Thursday, February 26, 2009

Grandmaster Funk


By Peter L. Bernstein
Published: February 25 2009 17:34
Financial Times

The “long run” used to be one of the most popular topics among investors, particularly institutional investors. In recent months, discussion of the long run has disappeared from view.

Indeed, the possibility the long run has run away is one of the few pieces of good news I have been able to find in the financial and economic turmoil of recent months.

The cold statistics have hardly been encouraging for the traditional view. On a total return basis, the Ibbotson data show that the S&P 500 has underperformed long-term Treasury bonds for the last five-year, 10-year, and 25-year periods, and by substantial amounts.

(My expectation is that the next quarter century will be quite the opposite.-AM)

These data are not to be taken lightly.

If the long-run expected return on bonds in the future were higher than the expected return on equities, the capitalist system would grind to a halt, because the reward system would be completely out of whack with the risks involved. After all, from the end of 1949 to the end of 2000, the S&P 500 provided a total annual return of 13.1 per cent, while long Treasuries could grind out only 5.8 per cent a year.

But does this history really tell us anything about what lies ahead? Neither the awesome historical track record of equities nor the theoretical case is a promise of a realised equity risk premium. John Maynard Keynes, in an immortal observation about the future, expressed the matter in simple but obvious terms: “We simply do not know.”

Relying on the long run for investment decisions is essentially relying on trend lines. But how certain can we be that trends are destiny? Trends bend. Trends break. Today, in fact, we have no idea where any trend lines might begin or end, or even whether any trend lines still exist.

As Lord Keynes in one of his best known (and wisest) observations, reminded us: “The long run is a misleading guide to current affairs. Economists set themselves too easy, too useless a task if in the tempestuous seasons they only tell us that when the storm is past the ocean will be flat.” To Lord Keynes, the tempestuous seas are the norm. We cannot escape the short run.

There is an even deeper reason to reject the long run as a guide to future investment policy. The long-run results we can discern in the data of stock market history are not a random set of numbers: each event was the result of a preceding event rather than an independent observation. This is a statement of the highest importance. Any starting conditions we select in the historical data cannot replicate the starting conditions at any other moment because the preceding events in the two cases are never identical. There is no predestined rate of return. There is only an expected return that may not be realised.

Recent experience raises a different but perhaps an even more serious question relating to the long run. How do you frame a view of the long run from early 2009? The world has a ruptured financial system showing only fragile signs of recovery. The economic recession now encompasses the whole world. The speed of economic decline is without precedent. Government intervention is also without precedent, in its magnitude, depth, and complexity. Fiscal deficits are reaching numbers no one dreamed about even 12 months ago, yet they will have to be financed.
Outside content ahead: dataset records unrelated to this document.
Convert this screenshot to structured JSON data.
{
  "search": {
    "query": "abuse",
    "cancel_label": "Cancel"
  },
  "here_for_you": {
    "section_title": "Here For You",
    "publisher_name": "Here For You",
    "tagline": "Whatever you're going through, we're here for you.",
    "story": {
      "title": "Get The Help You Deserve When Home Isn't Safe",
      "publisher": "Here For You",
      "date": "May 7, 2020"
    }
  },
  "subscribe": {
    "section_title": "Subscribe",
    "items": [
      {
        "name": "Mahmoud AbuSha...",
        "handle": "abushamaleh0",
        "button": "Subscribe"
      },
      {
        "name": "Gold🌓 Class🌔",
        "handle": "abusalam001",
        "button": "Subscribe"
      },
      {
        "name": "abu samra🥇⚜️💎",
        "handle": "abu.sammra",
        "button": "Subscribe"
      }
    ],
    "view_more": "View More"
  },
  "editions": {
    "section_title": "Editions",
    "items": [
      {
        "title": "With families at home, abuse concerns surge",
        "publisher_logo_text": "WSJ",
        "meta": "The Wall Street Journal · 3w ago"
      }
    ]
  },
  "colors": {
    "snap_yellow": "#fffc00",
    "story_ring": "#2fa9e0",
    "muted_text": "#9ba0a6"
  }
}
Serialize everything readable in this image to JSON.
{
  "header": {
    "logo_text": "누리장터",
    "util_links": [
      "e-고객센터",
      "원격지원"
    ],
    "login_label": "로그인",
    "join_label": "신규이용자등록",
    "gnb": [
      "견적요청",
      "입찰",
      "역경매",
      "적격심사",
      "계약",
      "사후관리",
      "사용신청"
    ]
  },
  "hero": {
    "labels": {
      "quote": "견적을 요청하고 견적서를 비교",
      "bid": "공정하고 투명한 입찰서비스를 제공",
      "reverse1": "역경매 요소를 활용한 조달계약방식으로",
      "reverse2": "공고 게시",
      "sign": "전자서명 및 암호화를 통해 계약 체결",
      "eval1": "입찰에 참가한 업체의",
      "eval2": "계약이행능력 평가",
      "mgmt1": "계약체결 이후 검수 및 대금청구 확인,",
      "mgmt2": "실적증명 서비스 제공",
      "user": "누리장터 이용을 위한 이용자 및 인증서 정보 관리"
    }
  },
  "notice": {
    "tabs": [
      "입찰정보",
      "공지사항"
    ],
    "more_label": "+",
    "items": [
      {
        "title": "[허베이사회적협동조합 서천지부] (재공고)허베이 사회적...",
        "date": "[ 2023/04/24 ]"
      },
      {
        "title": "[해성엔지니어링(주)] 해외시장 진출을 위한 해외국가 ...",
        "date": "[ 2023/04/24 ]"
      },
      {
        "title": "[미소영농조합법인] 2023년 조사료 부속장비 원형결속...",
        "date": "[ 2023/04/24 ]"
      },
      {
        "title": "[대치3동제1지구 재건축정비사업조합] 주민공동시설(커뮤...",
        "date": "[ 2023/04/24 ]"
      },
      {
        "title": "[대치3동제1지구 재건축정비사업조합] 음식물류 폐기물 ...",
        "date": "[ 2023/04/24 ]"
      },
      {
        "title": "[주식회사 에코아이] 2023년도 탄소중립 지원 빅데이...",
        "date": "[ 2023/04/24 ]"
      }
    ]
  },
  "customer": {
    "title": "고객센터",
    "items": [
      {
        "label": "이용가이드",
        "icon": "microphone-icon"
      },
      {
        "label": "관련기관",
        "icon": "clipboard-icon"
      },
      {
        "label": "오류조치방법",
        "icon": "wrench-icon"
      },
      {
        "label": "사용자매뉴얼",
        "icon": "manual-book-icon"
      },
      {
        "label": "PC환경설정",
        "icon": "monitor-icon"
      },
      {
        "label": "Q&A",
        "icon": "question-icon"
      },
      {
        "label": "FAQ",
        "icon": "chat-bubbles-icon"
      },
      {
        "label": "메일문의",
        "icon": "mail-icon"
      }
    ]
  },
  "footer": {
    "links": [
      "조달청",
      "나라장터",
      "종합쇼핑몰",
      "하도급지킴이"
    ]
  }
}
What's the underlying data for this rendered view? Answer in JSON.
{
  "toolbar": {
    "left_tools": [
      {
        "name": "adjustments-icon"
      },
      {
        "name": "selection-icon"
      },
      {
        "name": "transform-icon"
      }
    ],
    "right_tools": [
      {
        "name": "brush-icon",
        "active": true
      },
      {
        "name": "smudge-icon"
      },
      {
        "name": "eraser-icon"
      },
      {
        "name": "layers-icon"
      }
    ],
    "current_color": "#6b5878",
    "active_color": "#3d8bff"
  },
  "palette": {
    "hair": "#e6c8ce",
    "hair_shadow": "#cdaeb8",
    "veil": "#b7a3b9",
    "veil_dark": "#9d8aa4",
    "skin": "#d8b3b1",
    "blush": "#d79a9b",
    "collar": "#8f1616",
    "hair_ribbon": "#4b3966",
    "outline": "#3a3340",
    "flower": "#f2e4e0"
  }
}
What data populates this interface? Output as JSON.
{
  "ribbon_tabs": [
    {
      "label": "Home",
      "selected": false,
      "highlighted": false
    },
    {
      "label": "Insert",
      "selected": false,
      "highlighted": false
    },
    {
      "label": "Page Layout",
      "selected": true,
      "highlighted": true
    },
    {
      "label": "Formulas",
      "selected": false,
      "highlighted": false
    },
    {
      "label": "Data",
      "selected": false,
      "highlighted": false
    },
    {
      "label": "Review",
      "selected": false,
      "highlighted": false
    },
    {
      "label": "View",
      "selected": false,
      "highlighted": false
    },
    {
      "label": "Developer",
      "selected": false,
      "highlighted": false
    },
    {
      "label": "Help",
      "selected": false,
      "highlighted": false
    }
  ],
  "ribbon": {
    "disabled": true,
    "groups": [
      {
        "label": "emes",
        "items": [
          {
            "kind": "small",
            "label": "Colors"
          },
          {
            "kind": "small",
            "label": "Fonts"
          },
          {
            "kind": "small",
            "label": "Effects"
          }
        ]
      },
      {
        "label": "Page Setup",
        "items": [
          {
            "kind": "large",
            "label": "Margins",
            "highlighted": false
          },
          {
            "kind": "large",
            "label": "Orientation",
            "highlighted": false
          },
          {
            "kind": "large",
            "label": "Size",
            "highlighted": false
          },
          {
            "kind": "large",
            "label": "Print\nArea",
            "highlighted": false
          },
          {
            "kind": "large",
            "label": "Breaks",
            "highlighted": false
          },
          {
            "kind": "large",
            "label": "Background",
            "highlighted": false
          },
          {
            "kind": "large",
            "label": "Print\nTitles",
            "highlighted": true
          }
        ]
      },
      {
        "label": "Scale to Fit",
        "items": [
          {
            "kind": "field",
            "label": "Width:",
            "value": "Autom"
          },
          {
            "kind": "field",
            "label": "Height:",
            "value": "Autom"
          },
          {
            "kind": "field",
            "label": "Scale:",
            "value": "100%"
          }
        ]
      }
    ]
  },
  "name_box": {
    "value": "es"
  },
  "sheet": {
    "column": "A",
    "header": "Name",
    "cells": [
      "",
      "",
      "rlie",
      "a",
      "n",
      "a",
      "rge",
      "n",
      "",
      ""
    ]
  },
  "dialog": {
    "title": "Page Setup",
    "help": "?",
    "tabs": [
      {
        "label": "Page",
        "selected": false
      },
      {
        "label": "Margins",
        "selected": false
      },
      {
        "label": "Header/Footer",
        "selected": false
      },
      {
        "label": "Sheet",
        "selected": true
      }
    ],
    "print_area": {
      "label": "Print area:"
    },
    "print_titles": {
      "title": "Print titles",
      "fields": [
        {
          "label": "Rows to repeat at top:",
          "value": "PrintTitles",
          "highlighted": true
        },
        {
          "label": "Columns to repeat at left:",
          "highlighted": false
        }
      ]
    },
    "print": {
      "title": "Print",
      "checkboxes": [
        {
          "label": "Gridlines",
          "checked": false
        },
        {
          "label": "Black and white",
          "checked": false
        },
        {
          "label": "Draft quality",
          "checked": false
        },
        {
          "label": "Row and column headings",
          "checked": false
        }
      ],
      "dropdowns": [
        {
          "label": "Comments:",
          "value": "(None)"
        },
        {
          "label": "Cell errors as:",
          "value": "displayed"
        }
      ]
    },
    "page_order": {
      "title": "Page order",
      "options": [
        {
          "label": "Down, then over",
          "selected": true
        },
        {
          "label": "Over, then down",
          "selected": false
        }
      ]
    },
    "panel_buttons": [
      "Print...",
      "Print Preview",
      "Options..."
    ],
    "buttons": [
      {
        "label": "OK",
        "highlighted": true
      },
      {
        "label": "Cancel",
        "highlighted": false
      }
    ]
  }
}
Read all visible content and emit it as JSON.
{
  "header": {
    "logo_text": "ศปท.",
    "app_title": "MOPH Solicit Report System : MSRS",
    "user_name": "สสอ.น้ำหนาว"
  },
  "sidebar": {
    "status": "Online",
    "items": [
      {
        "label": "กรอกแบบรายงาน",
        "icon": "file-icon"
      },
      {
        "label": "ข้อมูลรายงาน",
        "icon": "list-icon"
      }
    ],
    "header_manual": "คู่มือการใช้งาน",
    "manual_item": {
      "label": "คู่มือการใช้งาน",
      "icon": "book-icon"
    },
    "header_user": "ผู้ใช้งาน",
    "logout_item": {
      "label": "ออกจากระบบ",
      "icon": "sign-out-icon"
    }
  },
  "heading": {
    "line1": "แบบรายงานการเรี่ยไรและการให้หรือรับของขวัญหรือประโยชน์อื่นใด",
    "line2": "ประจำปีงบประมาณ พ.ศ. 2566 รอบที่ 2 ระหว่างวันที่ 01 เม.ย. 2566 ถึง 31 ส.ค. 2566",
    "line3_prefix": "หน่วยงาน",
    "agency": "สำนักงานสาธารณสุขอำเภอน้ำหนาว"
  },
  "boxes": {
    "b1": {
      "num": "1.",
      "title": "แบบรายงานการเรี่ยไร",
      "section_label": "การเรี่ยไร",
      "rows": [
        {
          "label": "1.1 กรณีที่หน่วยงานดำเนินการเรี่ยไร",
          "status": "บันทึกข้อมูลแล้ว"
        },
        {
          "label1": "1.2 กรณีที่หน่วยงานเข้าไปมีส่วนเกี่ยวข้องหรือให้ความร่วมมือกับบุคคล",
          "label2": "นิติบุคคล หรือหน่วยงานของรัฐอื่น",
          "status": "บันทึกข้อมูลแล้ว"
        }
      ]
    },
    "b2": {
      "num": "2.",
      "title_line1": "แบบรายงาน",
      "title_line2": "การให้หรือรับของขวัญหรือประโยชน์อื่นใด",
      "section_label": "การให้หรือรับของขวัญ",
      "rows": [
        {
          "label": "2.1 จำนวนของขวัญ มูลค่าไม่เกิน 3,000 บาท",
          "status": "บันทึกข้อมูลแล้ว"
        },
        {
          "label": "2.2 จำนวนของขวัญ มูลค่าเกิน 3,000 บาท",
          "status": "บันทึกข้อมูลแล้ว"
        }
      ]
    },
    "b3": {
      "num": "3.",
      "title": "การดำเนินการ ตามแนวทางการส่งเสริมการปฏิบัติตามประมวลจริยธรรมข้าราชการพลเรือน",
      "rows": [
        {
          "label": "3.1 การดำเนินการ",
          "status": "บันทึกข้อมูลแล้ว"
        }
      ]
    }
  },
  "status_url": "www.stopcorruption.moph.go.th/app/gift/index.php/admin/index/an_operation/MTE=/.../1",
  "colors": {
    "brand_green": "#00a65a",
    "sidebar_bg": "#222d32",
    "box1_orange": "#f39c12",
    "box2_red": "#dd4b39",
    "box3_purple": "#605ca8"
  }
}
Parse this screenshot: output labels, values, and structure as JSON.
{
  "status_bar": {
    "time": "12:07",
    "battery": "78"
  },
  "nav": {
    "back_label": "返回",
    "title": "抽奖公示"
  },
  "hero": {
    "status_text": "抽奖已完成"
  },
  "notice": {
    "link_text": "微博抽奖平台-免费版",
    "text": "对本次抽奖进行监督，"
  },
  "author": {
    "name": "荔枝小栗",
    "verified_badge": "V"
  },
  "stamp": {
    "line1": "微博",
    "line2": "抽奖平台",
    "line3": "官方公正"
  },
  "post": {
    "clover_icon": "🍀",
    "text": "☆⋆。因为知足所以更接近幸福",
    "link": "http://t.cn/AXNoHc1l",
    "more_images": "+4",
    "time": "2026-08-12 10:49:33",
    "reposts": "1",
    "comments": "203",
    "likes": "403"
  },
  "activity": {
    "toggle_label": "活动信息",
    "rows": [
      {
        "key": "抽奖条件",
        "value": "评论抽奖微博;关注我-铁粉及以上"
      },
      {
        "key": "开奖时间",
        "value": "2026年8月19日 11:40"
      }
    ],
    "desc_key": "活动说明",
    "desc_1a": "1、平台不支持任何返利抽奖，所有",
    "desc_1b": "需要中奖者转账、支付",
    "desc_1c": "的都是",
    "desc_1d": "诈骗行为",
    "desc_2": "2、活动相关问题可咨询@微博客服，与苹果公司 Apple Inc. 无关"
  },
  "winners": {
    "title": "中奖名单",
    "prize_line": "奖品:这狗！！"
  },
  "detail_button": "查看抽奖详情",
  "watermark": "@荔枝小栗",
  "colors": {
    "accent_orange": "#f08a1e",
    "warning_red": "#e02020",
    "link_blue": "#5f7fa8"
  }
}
What kind of a long run is this mess going to produce? Was Bill Gross correct when he wrote for the December 2008 issue of Pimco’s Investment Outlook that “capitalism is and will remain a going concern, that risk-taking – over the long run – will be rewarded, but only from a starting price that correctly anticipates the economy’s growth and its share of after-tax corporate profits within it?”

Can capitalism remain “a going concern” after an extended period characterised by massive government intervention into the economy – and bail-outs of firms that would otherwise have failed? To what extent will the “going” in Mr Gross’s vision be tied to government intervention in these forms and magnitude? Or is Mr Gross’s optimism justified? Will we be able to unwind the role of government in the capitalist system as we know it and go back to the status quo ante?

Will our economy and society emerge so risk-averse after these experiences that years will have to pass before we return to a system naturally generating vibrant economic growth and a renewed willingness to both borrow and lend? Or will we head in the opposite direction, where faith in ultimate bail-outs will justify the wildest kind of risk-taking? Or will the entire structure collapse from government debts and deficits that turn out to be so unmanageable that chaos is the ultimate result?

We can neither answer those questions nor can we claim they are a complete list of the possibilities. The unknown today seems more than usually unknown. Then my whole point remains the same. The long run is an impenetrable mystery. It always has been.